The Quadrilateral Security Dialogue, a mechanism for Japan, the U.S., India and Australia to bolster stability in the Indo-Pacific, was originally initiated by Tokyo. Japan is also a key contributor to American efforts to build less China-dependent supply chains in semiconductors, electric-car batteries and other critical items. The countries see significant room for cooperation on climate change as well.
But many American experts question just how special the U.S. considers its relations with Japan to be.
The Biden administration has many connections to Europe, such as Blinken having spent part of his childhood in France. But few of its senior members have extensive expertise in Japan, with the exception of Kurt Campbell, coordinator for Indo-Pacific affairs on the National Security Council.
China has emerged as a touchstone for bilateral relations. The Biden administration considers the U.S. rivalry with China a battle between democracy and autocracy. Blinken traded barbs with top Chinese diplomat Yang Jiechi at their late-March meeting in Anchorage, Alaska.
Japan has made clear that it stands with U.S. on this issue. Days before Anchorage, at the two-plus-two gathering, Tokyo and Washington had agreed on a joint statement sharply criticizing China over human rights abuses in the Xinjiang region, among other issues.
Japan crossed the Rubicon with the statement, a source familiar with the matter said.
At a time when China is dismantling Hong Kong's autonomy and threatening Taiwan's democracy, it is inevitable that Japan and the U.S. will deepen their partnerships with fellow democracies in Europe and Asia.
But the more Washington and Tokyo showcase the unity of their alliance, the more Tokyo's careful middle ground between the U.S. and China will be thrown out of balance.
Besides its issues with Beijing, the Biden administration is also stepping up criticism of Russian President Vladimir Putin on human rights.
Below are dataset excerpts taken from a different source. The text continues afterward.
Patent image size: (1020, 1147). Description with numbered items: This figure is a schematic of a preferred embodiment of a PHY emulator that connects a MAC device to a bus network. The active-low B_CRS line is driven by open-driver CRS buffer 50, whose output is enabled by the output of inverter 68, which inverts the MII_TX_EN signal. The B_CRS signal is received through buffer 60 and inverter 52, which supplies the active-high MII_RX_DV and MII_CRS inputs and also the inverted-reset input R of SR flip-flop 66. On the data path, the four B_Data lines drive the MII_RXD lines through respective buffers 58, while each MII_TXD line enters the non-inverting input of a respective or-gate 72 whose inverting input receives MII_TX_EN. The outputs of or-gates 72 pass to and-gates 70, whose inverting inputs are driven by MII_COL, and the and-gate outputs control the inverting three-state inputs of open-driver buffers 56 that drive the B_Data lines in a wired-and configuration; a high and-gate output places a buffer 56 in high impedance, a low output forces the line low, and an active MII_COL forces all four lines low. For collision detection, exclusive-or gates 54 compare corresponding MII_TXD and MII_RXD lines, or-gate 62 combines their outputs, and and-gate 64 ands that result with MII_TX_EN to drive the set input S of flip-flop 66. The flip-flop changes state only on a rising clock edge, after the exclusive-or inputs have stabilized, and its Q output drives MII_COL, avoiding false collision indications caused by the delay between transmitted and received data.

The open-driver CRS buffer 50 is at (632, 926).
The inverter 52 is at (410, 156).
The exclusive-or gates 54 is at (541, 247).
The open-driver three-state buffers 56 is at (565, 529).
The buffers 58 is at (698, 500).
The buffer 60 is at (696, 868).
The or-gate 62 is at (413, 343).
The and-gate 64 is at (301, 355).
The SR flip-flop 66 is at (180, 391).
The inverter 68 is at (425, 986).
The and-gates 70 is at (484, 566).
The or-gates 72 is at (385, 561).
China is working to win over Middle Eastern countries including Iran in what appears to be preparation for a new Cold War with global democracies.
The relationship between the U.S. and China has shifted into a struggle over the nature of their countries, said Satohiro Akimoto, president of the Sasakawa Peace Foundation USA, headquartered in Washington.
"The question is whether Japan can show enough determination for that," he said.
China will very likely seek to rattle or threaten Japan either militarily or economically. "Japan needs to consider its strategy on how to respond to China, theoretically over the next 20 to 30 years" but realistically 10, Akimoto said. The U.S. had not been able to do so but has now started to, he said.
Mireya Solis, director of the Center for East Asia Policy Studies at the Washington-headquartered Brookings Institution, warned against "missed opportunities" caused by a lack of a proactive trade strategy within the Biden administration.
It has given no indication that it will return the U.S. to the Trans-Pacific Partnership trade pact, despite Biden's pledge during the presidential election campaign to "set the rules of the road" on trade.
"I think, at the end of the day, the U.S. has to be increasing integration, connectivity, economic opportunity, for the region," Solis said. "So that's still the big gap and goal."
"It's not going to be solved by the leaders' summit, but I would hope that Prime Minister Suga begins to send that message -- how important this is to the American president," Solis said.
"It will be in these international meetings -- and there will be more throughout the year -- where it is important for leaders in the region to send a message that this is indeed a major handicap of the U.S. diplomacy in Asia," she said.
The Japan-U.S. summit is no longer an afterthought. It should be used to create an opening for serious efforts to strengthen cooperation between the two allies.